An Inquiry
It was a grey February afternoon, the kind where the light drains out of everything before three o’clock, when I first noticed something was wrong with me. I couldn’t focus. The office smelled of stale coffee and dust, and the air-conditioning was ticking that irregular rhythm it always made when the weather turned damp.
I’d been at my desk for hours without producing anything worth keeping. My mind kept drifting, pulling away from the work like a fish on a loose line, wandering into old memories that rose up unbidden—fragments of things long past, each one heavy with years I didn’t want to think about. There was admittedly some comfort in it. A desire to return to a place where difficult decisions only affected me and no one else. But underneath it all, something was seeping through the crack of that closed door like a black fog eager to suffocate.

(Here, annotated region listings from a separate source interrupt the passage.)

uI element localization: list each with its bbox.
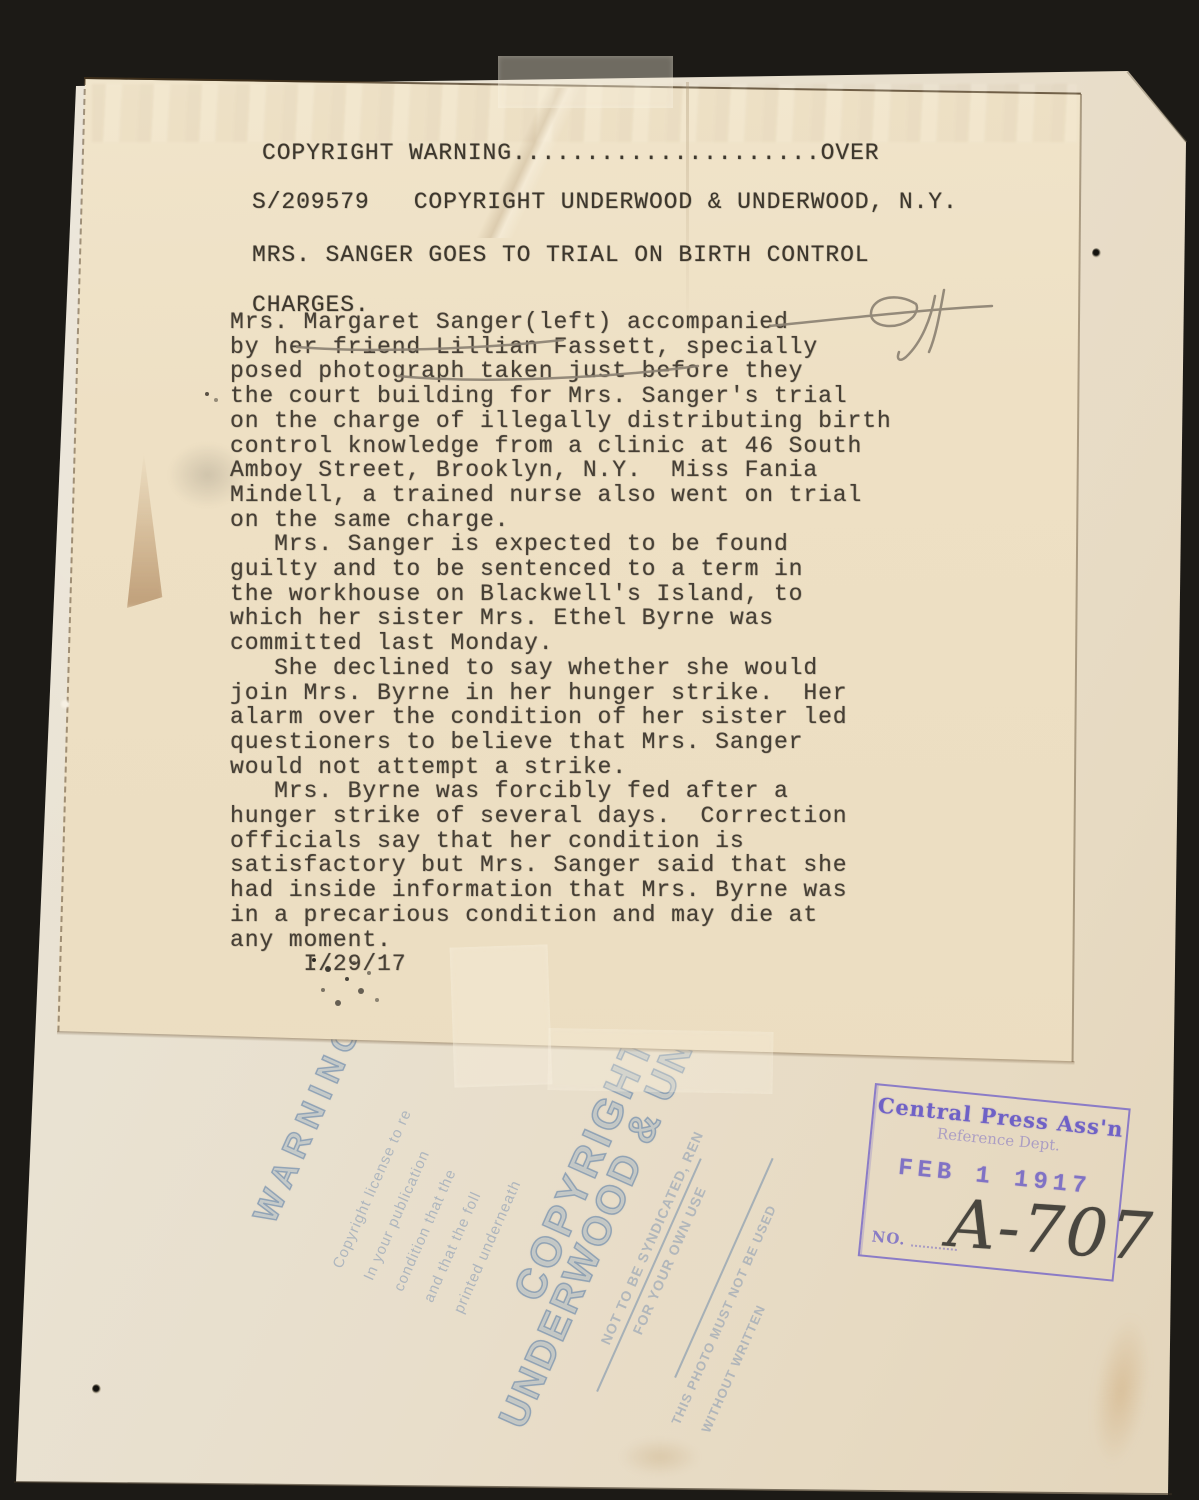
pencil-annotation-cross bbox=[929, 290, 944, 352]
pencil-marks-overlay bbox=[0, 0, 1199, 1500]
pencil-strikethrough-line bbox=[770, 306, 992, 326]
pencil-underline-margaret-sanger bbox=[297, 340, 563, 350]
pencil-underline-lillian-fassett bbox=[398, 366, 698, 380]
scanned-photo-back: { "document": { "header": { "warning_lin… bbox=[0, 0, 1199, 1500]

The longer I sat there, the harder it became to drag myself back to the present. The blank pages in front of me seemed to recede, like I was looking at them down a long tunnel. I started cataloguing what was happening to me the way a corpsman might report on his wounds—my concentration shot, my mind feeling hungry for the past, this reluctance to move, to act, to do anything but sit in this grey half-awake state. Was it just melancholy? The February doldrums that hit everyone on days like this?
Or was it something darker? I didn’t know. But I decided right then I wouldn’t—I couldn’t just sit and wonder about it. I’d have to watch it. I’d have to pay attention to where it led, to prepare myself for the coming days. At the very least so I wouldn’t spiral into that great abyss once more. Whatever it was, at least I’d see it coming.